There is an obvious SQL injection vulnerability in this query, of course. In order to protect against this type of injection the developer could use a library like MDB2 or a PHP mysqli prepared statement style query. Creating a MySQL stored procedure to pull this information is quite simple using:

mysql> delimiter //
mysql> CREATE PROCEDURE pull_news (IN param1 INT)
    -> BEGIN
    ->   SELECT * FROM news WHERE news_id = param1;
    -> END;
    -> //

This creates a stored procedure called 'pull_news' that can only be instantiated with an integer input. Using the 'call' statement this procedure could be executed using virtually the same PHP code:

<?php
  $id = $_GET['id'];
  mysql_connect('server','username','password');
  mysql_select_db('database');
  mysql_query("call pull_news($id)"):
?>

You'll notice the same insecure code listed above, but it is much more difficult for an attacker to take advantage of this vulnerability, especially if the account the web application uses can only call stored procedures. Because the procedure is hard coded to accept only an integer input, it is invulnerable to parameter injection. Because the web account doesn't have UNION privileges, an attacker couldn't even use many of the popular mechanisms to manipulate the SQL statement.

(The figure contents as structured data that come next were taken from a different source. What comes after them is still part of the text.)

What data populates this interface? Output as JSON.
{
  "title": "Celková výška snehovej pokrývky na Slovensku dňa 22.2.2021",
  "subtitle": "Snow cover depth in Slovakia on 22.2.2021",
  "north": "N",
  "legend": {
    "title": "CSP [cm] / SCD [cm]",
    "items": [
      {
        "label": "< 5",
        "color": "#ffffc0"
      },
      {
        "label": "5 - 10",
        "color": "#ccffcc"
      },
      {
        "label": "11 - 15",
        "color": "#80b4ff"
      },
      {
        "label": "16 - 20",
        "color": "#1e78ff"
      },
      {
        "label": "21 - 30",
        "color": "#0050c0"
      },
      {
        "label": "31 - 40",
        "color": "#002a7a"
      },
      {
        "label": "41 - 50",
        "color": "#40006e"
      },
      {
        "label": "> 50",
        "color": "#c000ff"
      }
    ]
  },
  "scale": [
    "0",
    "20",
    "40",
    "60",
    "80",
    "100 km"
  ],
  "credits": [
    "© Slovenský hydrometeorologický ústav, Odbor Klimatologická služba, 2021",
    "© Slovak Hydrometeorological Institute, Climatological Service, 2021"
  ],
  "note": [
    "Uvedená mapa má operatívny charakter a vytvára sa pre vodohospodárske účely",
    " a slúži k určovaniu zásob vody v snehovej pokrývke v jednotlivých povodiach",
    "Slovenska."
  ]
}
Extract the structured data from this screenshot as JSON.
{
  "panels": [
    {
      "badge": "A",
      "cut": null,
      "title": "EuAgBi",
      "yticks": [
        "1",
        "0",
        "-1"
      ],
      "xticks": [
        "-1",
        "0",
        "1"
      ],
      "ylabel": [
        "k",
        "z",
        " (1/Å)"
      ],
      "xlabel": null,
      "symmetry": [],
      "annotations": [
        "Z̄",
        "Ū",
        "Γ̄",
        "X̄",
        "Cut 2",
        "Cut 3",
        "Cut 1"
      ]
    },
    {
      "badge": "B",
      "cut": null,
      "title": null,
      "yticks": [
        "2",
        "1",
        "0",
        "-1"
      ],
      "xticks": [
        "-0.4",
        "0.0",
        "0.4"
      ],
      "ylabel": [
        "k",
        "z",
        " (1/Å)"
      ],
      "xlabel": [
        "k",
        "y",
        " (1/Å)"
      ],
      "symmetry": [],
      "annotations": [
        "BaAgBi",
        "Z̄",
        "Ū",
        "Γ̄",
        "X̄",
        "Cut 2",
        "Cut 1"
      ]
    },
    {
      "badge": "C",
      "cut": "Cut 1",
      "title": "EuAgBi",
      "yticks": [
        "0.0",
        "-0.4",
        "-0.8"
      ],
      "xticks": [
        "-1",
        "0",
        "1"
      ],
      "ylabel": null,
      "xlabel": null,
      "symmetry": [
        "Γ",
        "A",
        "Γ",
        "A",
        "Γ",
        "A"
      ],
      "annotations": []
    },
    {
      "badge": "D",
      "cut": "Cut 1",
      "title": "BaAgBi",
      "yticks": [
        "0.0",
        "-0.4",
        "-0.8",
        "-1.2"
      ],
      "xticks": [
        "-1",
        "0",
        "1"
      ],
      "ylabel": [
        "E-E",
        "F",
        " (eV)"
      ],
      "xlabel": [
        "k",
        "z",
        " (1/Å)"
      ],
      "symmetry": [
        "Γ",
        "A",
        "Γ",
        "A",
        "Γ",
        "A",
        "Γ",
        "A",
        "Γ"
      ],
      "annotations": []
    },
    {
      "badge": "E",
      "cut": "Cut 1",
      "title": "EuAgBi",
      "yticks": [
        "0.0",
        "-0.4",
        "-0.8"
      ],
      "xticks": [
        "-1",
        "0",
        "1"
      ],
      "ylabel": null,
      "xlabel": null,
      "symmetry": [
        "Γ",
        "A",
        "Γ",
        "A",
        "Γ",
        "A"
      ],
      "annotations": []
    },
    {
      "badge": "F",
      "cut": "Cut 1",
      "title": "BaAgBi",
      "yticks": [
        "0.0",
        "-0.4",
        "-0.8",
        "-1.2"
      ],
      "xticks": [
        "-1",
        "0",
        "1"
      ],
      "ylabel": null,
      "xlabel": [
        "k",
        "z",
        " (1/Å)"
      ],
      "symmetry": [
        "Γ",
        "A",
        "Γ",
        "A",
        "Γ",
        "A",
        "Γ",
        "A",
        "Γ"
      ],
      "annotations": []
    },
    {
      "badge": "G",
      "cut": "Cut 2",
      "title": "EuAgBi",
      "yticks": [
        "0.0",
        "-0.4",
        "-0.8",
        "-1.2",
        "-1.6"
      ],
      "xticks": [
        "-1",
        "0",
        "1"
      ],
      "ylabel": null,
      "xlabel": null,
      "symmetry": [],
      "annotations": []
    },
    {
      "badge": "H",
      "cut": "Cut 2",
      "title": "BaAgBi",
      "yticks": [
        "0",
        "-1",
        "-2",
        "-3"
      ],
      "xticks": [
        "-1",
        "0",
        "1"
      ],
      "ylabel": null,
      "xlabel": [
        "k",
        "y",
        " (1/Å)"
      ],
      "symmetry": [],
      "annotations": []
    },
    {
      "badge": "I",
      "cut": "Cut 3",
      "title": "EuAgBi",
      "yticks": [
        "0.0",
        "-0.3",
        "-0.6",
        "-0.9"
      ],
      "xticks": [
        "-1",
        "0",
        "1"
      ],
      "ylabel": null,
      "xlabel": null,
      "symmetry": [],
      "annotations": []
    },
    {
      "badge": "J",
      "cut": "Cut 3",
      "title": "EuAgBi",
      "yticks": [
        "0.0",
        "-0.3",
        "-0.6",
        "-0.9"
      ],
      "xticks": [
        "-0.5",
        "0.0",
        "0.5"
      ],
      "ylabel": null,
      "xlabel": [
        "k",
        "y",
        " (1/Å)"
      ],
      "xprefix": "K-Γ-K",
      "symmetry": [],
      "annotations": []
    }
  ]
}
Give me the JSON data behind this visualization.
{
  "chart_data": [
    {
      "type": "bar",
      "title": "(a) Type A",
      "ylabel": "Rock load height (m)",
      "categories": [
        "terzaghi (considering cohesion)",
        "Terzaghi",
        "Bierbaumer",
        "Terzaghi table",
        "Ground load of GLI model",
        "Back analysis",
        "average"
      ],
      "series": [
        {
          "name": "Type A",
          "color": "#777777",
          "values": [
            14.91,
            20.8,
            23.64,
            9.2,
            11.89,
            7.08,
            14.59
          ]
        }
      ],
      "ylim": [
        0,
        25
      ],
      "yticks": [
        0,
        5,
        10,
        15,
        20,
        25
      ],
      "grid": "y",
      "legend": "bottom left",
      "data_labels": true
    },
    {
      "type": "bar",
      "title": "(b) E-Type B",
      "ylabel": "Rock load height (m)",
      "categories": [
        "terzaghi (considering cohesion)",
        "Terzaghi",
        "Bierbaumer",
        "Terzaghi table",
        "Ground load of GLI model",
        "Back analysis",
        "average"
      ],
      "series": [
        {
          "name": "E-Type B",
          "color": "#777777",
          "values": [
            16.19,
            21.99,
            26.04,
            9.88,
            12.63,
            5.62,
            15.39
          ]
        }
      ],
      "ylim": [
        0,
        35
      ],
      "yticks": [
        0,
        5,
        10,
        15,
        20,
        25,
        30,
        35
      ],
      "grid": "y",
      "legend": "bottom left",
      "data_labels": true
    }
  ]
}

Of course, using the intval() function to force the $id parameter to be an integer is a good idea, but the above code demonstrates the extra strengths that stored procedures introduce.

Conclusions

One disadvantage of using stored routines is the migration of application logic out of the PHP layer and into the database layer. It is handy for maintenance to have all your database, business logic, and presentation logic in one place (the PHP files). Moving some of that logic into SQL code in the MySQL database can make debugging more difficult and cause confusion amongst maintainers reading the PHP code post production. The security gains from this strategy must be weighed against this potential down side.

Note also that if you use stored procedures you'll need to grant privileges to create stored procedures to the application developer account.